# Spectroscopic constants - explanation

I'm a beginner in spectroscopy and I have troubles understanding papers describing values of spectroscopic constants. This paper, for example, describes constants $$T_e, R_e, \omega_e, \omega_ex_e, B_e, \alpha_e, D_0$$ and $$D_e$$.

I can see, that $$R_e$$ is an internuclear distance, but I have no idea, what are the remaining constants.

Could you provide some brief explanation? Preferably with picture of some potential energy curve(s), if possible, as I find it much easier to understand such concepts from schemes.
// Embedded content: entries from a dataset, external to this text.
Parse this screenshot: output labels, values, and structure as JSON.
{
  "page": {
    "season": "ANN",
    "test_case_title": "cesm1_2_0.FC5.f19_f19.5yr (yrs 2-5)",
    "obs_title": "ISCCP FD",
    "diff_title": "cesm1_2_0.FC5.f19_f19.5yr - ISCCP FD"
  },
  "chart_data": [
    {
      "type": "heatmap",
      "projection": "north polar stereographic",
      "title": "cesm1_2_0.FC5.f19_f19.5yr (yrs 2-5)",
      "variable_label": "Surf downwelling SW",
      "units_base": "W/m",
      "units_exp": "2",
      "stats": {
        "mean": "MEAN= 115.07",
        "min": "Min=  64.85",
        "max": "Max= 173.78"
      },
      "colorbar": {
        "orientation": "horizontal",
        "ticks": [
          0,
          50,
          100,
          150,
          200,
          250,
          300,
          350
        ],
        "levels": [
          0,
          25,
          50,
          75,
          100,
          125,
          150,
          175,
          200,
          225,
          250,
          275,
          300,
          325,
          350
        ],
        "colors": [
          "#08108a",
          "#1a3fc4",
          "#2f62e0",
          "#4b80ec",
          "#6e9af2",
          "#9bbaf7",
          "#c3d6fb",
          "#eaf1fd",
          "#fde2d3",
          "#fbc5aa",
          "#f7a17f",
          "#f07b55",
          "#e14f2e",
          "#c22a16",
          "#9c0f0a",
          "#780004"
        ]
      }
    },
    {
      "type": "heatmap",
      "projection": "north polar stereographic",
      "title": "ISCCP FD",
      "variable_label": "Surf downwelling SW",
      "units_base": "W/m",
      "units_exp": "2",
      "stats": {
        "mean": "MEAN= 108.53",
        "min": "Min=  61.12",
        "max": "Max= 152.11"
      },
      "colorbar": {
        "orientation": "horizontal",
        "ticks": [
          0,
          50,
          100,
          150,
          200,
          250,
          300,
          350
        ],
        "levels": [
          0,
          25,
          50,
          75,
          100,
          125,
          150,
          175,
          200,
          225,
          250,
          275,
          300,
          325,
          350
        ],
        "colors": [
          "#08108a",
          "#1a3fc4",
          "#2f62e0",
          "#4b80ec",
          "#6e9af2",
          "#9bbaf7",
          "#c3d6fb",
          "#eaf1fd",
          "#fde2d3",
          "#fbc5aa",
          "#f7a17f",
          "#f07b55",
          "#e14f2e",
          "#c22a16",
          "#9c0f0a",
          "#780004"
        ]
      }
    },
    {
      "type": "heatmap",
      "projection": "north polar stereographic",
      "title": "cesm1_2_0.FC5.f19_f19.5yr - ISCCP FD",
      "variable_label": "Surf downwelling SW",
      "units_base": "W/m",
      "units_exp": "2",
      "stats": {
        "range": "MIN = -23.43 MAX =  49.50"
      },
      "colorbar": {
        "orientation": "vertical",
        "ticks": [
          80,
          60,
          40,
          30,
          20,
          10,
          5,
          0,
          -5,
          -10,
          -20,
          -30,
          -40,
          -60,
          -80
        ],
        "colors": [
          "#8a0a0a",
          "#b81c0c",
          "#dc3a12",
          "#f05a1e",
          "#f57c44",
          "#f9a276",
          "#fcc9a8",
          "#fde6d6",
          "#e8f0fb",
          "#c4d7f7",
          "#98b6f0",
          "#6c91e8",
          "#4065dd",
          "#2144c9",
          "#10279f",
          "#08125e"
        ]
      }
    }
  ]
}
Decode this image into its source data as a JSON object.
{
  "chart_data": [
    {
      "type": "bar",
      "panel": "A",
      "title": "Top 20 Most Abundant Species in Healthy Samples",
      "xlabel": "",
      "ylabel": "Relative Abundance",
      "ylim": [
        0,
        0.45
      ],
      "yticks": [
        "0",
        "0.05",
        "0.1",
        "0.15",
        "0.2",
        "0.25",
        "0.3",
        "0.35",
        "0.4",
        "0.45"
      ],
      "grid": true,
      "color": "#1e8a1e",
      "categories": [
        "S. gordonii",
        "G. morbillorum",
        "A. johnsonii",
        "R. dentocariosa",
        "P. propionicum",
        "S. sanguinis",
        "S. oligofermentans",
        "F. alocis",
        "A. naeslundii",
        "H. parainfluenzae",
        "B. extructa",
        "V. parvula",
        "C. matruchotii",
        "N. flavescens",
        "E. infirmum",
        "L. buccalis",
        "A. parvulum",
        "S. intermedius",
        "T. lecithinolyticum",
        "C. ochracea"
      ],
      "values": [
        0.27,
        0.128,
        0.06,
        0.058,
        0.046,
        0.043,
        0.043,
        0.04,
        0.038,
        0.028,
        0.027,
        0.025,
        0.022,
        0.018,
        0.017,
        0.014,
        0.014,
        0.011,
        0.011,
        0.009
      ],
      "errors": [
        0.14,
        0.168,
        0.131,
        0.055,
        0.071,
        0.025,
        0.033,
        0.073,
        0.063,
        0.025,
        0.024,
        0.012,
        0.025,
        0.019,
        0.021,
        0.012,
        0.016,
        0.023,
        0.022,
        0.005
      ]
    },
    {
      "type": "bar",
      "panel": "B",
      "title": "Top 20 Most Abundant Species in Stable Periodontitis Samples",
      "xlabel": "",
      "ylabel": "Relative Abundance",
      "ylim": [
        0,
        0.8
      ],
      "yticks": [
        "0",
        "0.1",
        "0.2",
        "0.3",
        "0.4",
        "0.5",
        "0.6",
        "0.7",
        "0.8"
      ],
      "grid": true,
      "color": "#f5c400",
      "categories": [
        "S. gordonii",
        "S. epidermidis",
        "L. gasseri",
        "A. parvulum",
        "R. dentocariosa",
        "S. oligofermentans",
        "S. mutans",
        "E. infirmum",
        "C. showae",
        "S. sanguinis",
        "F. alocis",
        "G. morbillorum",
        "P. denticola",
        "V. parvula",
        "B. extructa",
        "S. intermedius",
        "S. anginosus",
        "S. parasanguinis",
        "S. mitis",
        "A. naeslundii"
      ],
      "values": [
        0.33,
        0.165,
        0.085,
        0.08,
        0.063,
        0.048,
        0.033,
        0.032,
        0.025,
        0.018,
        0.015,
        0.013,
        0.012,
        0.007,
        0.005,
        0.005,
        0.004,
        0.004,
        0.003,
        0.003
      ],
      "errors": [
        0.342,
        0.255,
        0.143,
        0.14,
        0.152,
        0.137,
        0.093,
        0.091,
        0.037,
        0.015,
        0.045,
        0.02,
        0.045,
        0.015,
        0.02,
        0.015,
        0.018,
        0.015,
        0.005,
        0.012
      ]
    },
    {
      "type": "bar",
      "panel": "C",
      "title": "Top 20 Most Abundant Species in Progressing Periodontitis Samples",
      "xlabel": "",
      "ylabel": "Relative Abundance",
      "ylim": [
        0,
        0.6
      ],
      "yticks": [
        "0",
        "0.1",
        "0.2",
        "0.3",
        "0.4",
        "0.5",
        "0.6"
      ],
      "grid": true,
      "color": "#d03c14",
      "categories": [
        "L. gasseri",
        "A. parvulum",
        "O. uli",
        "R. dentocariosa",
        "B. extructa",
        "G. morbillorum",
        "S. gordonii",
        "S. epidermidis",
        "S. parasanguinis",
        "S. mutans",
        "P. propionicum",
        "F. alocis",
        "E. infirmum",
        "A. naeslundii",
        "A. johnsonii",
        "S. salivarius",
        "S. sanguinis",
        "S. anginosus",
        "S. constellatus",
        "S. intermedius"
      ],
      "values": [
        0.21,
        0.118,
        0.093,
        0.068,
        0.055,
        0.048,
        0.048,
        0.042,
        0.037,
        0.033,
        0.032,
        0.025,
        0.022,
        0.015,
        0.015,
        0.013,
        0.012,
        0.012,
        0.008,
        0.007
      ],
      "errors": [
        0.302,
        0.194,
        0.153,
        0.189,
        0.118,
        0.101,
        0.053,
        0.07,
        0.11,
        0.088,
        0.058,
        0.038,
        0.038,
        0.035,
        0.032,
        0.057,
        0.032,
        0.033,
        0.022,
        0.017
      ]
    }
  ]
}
You can find plots and further explanations online (as I easily did). This is a homework-type question, yet I do feel that the information request for diatomic molecular spectroscopic constants warrants at least this partial answer. See this writeup for the "Vibronic Absorption Spectrum of Molecular Iodine" for more details and illustrations.

From NIST:

T$$_e$$ minimum electronic energy (cm$$^{-1}$$)

R$$_e$$ internuclear distance (Å)

ω$$_e$$ vibrational constant – first term (cm$$^{-1}$$)

ω$$_e$$x$$_e$$ vibrational constant – second term (cm$$^{-1}$$)

B$$_e$$ rotational constant in equilibrium position (cm$$^{-1}$$)

α$$_e$$ rotational constant – first term (cm$$^{-1}$$)

D$$_e$$ centrifugal distortion constant (cm$$^{-1}$$)

β$$_e$$ rotational constant – first term, centrifugal force (cm$$^{-1}$$)

From Wikipedia:

D$$_0$$ dissociation energy (cm$$^{-1}$$)

The subscript $$e$$ means measurements relating to the minimum of the internuclear separation, i.e. at the bottom of the potential energy. Many textbooks do not use the subscript $$e$$ at all but the meaning is the same.

The $$D_0$$ by contrast is the dissociation energy measured from the lowest vibrational energy level ($$n=0$$), some books also quote $$D_e$$ which is the energy from the lowest point on the potential energy and so this is $$D_0$$ plus the zero point energy. However, $$D_e$$ may also be the centrifugal distortion constant and has the same units as $$B_e$$. The context in which it is used will determine what it means, i.e. if the use is in determining the rotational energy $$D_e$$ (or just $$D$$) will be the centrifugal distortion constant.

The term $$x_e$$ is the anharmonicity constant and is dimensionless and $$\alpha_e$$ is the vibration-rotation coupling constant, and has the same units as $$B_e$$. (It describes the fact that as the molecule has a different bond length in vibrational level $$n=1$$ than in $$n=0$$, and that in $$n=2$$ from $$n=1$$ etc, consequently the rotational constant $$B$$ has to be modified). The other terms are described in the first answer.

However, there is a wrinkle, the fact that $$\omega$$ is used and not $$v$$ for frequency means that angular frequencies are being used. They are related as $$\omega =2\pi v$$. The frequency $$\omega$$ has units $$\mathrm{radian\,s ^{-1}}$$ and $$v$$ units of $$\mathrm{\,s^{-1}}$$. Some books use $$v$$ some $$\omega$$; it is really quite messy you just have to be careful.